Similar stories are playing out in other towns, too. A Chinese company, Sun Paper, chose Arkadelphia for its first U.S. investment, of more than $1 billion into a new pulp mill. In Forrest City, another Chinese giant, the Shandong Ruyi Technology Group, announced plans to spend $410 million to convert an old Sanyo TV factory into a new spinning yarn mill big enough to consume all the annual cotton harvest of the Arkansas Delta region. Another 800 permanent jobs. None of them union.
Those are the projects announced in just one state over the past year or so. But it’s happening all over the South. Jessica Akers, Secretary-Treasurer of the Arkansas AFL-CIO, says unions must get ready now.
“There should be community organizing efforts going on right now so that there is already buy-in to the union on day 1 when the plant opens its gates for the first time,” she argues.
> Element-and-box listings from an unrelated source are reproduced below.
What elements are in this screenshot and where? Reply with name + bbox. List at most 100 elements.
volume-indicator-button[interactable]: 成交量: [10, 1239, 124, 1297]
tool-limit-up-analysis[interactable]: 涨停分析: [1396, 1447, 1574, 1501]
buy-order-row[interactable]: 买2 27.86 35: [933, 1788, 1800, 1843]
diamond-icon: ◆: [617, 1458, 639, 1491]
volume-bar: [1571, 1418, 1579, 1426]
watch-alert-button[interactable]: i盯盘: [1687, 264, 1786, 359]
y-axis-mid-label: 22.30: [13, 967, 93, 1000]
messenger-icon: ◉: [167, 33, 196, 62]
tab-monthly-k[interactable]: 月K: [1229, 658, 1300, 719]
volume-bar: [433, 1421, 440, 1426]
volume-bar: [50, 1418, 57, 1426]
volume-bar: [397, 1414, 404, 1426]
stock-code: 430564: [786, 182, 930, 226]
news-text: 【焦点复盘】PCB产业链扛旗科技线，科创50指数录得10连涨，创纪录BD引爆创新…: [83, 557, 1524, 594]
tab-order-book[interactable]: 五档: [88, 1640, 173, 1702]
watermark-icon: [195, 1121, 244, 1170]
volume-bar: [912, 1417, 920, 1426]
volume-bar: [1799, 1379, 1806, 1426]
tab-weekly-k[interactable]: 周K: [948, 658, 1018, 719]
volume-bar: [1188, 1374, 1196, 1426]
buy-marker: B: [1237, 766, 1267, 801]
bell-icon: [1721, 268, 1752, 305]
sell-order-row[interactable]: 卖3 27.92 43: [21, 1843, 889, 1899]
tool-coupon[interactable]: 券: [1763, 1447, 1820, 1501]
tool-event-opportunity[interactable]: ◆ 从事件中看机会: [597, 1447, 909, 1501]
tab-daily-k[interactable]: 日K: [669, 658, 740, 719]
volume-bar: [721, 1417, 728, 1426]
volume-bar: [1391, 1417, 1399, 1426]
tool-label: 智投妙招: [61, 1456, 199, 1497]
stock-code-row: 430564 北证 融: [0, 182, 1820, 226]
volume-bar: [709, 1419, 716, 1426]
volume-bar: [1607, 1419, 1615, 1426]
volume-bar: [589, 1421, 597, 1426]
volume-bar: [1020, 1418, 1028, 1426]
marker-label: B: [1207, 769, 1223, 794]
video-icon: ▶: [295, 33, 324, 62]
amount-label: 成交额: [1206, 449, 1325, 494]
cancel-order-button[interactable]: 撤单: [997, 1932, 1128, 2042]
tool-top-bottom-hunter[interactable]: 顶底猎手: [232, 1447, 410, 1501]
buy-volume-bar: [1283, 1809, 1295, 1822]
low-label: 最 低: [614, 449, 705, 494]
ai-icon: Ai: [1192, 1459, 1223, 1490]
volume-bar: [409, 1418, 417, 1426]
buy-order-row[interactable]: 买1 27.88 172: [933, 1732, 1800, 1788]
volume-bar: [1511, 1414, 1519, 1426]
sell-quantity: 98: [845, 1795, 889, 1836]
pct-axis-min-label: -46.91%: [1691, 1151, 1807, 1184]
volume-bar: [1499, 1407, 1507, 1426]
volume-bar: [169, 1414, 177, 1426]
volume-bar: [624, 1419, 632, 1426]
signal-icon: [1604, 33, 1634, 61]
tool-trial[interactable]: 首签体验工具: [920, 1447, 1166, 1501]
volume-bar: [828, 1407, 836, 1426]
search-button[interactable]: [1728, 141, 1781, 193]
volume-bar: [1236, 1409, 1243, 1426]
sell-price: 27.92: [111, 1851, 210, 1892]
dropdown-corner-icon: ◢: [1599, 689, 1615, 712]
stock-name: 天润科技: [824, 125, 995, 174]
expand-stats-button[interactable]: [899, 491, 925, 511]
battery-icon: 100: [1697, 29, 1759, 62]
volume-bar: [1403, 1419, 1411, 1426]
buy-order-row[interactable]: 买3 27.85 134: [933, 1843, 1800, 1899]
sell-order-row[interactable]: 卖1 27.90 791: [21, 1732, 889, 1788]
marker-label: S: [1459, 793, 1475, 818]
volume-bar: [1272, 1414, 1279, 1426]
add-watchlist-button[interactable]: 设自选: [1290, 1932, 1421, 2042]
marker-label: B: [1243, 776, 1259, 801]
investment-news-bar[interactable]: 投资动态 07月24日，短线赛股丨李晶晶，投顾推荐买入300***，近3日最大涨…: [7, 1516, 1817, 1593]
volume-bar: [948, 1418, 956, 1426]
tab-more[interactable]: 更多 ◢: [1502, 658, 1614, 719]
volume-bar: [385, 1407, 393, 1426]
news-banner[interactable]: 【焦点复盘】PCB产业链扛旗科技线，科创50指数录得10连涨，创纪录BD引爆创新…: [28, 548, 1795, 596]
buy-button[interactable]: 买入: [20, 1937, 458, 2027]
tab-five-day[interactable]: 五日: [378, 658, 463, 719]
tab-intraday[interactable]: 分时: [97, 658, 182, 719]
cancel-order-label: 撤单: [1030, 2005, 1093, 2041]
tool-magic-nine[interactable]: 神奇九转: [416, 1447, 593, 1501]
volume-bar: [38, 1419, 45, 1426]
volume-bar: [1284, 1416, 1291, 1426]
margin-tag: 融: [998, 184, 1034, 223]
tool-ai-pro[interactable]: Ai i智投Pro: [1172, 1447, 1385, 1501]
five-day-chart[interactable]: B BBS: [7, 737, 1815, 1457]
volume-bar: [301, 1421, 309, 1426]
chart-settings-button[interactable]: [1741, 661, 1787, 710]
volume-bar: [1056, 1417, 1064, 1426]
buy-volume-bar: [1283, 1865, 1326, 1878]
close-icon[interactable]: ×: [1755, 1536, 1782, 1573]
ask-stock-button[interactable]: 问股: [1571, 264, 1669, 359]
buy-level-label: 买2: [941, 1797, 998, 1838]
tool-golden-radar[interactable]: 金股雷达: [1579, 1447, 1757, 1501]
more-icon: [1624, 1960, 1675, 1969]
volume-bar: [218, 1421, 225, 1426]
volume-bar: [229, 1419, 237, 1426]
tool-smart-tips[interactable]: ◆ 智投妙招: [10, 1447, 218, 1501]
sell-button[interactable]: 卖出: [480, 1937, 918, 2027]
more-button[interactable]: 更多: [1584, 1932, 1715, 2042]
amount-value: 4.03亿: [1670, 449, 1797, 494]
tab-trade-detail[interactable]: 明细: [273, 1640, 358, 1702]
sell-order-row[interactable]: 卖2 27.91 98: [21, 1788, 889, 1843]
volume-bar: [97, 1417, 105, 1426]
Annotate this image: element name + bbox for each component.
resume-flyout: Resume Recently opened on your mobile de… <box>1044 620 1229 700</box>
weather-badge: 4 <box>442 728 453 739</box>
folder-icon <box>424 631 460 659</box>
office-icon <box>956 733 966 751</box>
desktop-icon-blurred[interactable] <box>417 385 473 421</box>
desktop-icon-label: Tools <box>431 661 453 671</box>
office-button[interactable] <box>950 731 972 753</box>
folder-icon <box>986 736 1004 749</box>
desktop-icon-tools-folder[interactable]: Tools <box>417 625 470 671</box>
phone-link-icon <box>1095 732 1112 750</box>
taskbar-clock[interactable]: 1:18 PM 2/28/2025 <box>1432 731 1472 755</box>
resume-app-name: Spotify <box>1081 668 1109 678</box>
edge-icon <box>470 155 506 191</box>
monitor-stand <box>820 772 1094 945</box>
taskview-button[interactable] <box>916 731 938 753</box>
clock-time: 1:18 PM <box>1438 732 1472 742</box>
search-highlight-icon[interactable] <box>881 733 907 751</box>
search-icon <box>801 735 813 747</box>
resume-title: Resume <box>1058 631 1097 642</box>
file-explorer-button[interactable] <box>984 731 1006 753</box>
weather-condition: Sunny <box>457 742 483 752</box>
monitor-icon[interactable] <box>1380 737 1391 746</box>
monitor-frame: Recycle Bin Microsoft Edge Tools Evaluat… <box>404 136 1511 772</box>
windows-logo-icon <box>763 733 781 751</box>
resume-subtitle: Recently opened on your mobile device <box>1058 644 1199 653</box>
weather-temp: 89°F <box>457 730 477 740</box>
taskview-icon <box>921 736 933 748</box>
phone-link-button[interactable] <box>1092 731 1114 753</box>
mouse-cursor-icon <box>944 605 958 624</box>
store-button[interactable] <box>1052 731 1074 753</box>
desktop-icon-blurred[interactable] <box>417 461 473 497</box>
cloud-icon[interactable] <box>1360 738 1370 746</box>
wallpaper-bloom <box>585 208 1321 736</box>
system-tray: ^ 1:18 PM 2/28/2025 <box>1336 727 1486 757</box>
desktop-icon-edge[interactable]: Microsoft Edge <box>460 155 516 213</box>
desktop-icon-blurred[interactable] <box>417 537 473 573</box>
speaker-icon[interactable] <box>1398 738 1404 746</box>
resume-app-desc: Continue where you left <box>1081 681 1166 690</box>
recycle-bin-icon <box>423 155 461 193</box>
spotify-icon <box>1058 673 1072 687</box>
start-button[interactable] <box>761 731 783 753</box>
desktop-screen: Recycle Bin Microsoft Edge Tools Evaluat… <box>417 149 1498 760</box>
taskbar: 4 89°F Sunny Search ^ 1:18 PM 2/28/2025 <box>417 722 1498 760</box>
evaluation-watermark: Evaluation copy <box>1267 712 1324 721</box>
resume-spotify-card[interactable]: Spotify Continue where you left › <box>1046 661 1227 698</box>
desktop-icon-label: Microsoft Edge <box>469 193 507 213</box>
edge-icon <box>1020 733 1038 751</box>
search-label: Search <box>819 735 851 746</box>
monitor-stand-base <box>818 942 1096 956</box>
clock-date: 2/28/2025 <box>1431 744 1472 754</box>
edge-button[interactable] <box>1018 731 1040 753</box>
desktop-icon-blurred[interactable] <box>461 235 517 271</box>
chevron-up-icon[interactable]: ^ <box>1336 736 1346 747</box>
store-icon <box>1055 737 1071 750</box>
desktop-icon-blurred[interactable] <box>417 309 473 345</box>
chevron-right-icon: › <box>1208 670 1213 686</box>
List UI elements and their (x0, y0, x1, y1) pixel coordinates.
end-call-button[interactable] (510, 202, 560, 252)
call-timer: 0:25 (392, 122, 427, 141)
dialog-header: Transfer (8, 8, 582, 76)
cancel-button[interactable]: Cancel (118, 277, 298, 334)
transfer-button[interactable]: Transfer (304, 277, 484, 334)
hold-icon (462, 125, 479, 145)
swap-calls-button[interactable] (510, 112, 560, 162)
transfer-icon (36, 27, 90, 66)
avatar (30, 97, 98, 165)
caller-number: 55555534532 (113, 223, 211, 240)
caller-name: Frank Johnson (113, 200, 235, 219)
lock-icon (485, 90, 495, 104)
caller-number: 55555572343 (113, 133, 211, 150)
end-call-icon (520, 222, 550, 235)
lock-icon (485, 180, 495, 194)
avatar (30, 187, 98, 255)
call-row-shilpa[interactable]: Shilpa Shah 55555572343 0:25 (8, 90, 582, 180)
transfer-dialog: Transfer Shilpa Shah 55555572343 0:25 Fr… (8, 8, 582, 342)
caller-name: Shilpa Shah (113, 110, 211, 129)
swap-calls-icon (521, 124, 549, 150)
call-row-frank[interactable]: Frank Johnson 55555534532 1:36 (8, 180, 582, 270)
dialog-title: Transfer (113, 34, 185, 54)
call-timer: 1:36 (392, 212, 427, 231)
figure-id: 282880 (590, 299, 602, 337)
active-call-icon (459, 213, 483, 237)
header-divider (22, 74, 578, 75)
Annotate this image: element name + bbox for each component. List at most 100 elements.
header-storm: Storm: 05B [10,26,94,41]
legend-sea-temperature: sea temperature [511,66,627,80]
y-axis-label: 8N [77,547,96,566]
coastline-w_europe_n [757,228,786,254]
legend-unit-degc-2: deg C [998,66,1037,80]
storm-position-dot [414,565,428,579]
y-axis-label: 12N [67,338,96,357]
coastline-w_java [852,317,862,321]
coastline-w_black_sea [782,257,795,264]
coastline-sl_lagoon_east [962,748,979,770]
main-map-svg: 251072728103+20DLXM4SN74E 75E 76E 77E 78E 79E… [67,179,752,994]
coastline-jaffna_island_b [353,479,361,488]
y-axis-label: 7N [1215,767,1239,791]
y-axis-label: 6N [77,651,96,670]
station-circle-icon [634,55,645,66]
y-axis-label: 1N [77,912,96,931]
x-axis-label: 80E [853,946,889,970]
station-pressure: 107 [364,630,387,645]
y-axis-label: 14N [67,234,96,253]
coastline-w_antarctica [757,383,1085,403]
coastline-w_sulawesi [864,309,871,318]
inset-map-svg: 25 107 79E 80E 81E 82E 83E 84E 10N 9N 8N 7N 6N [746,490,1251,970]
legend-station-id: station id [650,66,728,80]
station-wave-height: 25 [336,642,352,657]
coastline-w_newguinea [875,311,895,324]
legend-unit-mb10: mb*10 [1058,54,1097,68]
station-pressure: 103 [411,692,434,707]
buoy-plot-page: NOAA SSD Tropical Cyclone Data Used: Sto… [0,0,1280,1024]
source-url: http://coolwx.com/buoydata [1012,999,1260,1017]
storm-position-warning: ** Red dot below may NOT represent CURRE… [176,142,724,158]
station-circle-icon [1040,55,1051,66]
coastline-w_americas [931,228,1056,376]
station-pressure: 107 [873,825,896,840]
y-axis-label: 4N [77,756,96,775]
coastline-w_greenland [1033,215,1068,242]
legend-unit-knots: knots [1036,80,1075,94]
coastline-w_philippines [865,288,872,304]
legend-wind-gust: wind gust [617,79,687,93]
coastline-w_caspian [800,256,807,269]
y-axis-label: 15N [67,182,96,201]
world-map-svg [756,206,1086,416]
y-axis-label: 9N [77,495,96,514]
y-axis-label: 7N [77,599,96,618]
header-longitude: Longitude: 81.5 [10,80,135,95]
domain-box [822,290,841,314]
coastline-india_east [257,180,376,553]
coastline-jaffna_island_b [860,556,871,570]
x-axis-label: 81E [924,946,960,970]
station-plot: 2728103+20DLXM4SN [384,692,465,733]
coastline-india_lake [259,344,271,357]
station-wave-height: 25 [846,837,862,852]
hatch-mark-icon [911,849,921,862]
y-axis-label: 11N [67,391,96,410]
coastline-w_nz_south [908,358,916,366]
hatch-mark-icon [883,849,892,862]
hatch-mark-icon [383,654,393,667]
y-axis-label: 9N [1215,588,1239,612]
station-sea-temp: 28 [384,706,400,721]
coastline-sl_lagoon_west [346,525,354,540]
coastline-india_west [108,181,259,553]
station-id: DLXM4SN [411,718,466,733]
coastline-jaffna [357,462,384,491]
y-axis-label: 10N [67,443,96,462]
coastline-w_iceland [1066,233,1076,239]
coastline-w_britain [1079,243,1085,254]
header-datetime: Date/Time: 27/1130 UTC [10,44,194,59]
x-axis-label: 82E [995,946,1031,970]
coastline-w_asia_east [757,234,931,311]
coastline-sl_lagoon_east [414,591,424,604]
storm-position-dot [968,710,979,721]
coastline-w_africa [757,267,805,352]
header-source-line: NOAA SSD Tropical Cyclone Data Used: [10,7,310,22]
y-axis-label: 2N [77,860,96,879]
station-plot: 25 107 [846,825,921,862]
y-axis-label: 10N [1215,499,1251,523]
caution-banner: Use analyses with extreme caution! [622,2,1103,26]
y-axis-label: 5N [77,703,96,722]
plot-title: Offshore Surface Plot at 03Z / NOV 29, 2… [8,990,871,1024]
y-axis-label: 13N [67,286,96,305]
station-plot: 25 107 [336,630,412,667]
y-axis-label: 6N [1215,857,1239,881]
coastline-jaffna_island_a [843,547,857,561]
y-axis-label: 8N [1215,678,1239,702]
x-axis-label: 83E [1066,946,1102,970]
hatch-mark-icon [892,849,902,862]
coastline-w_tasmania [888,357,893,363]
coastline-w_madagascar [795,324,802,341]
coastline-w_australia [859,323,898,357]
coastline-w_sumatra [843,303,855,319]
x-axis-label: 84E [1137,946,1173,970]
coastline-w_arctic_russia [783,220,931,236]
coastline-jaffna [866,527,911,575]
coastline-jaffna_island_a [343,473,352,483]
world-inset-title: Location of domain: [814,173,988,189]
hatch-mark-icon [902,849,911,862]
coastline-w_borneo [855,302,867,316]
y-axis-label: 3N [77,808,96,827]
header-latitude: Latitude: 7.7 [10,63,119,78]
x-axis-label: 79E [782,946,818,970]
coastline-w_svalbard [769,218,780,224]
The state fed and the local Building Trades Council are exploring pre-apprenticeship models tried in other places to see what might be replicated in Arkansas.
The idea of having a union has to be a positive in people’s minds before the company comes to town, not just associated with negative things on the job later on. In a right to work state like Arkansas, Akers says the way you sell the union to workers is by focusing on the concept of a contract.
“Where we live, people are supposed to stand behind their words. If there is an agreement, and we’ve shaken hands on it, then it gives people confidence in each other. That’s how we have to pitch it.”
That also draws Republicans and the union members who vote for them, she added. “Economics is what we can move together with. Like charter schools, right to work isn’t going anywhere anytime soon. So we can say it’s bad all we want, but it’s the world we live in. So we have to maneuver around this reality to benefit our people as much as possible.”
It’s a pragmatic, real-world approach to advancing labor’s issues. Surveying the South’s fast-changing political economy, the Arkansas delegation and other unions in the region spent considerable time at the convention making the case for a specially tailored organizing strategy.
And their resolution? Passed over, essentially. By the time it made it to the convention floor, it had been chopped down to a single “Whereas” in a longer, more generic promise to organize everywhere and realize the promise of collective bargaining.
It was a lost opportunity. Special challenges call for special strategies. If labor doesn’t give sustained attention to the particularities of organizing workers in the most anti-labor atmosphere in the United States, they warned, someday – and maybe not long from now – it will wake up to realize that the whole country has gone South.